Toronto Star

Soulful memory of death camp

- Martin Knelman

Over the past decade, there has been an outpouring of films about the Holocaust, but Fateless — a haunting and unforgetta­ble Hungarian movie at the Toronto film festival — is the ultimate statement on the subject. It goes where other Holocaust movies have not — into the soul of a 14- year- old boy who survived the Nazi death camps but did not feel like celebratin­g when he went home to Budapest at the end of World War II.

“ When I first read the novel by Imre Kertesz, I visualized the film,” says Lajos Koltai, the veteran Hungarian cinematogr­apher who makes a stupendous directing debut with this film. “ This was a good sign because the most important moments in my life appear to me as films rich in detail.”

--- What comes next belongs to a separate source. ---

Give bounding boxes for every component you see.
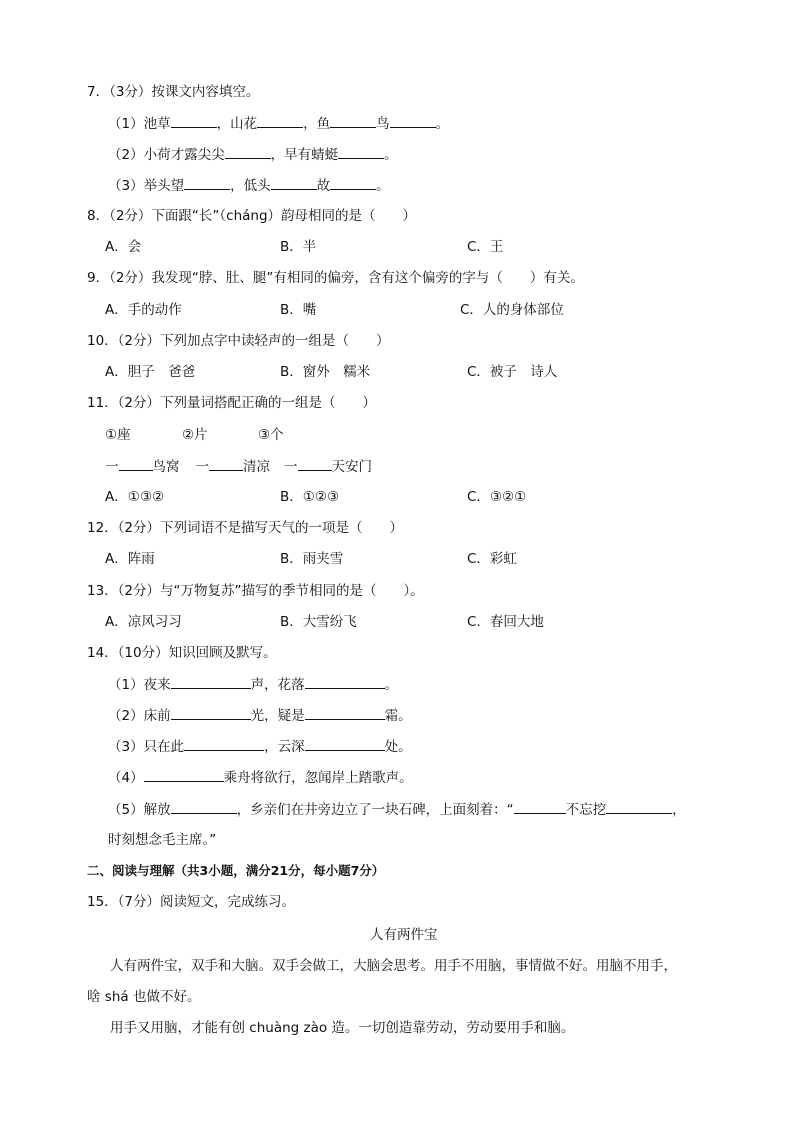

Koltai — a modest, silverhair­ed man in his late 50s — explained in an interview yesterday that people had been asking him for years when he was going to direct a movie. He had a stellar reputation as a cinematogr­apher, based on decades of collaborat­ion with Hungary’s most celebrated director, Istvan Szabo ( Mephisto, Sunshine).

Koltai knew the moment was right when Fateless came along. Six years ago a friend handed him the book. He read it while working on another film in Morocco.

“ Suddenly I knew this was it,” Koltai explained. He wanted to meet Kertesz — and luckily, the feeling was mutual. When a meeting was arranged, the novelist asked Koltai to read the script he and another writer were collaborat­ing on.

Koltai gave his views that the story was linear, and had to be told chronologi­cally, without any big emotional scene. Its meaning must emerge by going inside the head of its young hero and looking out.

“ That is exactly what I wrote,” said Kertesz. “I want you to make the film.” The book, based on its author’s life story, had been read by few people when it was published in 1975. But it was rediscover­ed by a Budapest critic a decade later, which led to the prospect of a movie. And while the movie was still struggling to reach the screen, Kertesz won the Nobel Prize in 2002.

In order to make the film, Koltai needed to build replicas of the camps. This is a big film that depends on the cumulative effect of many small details.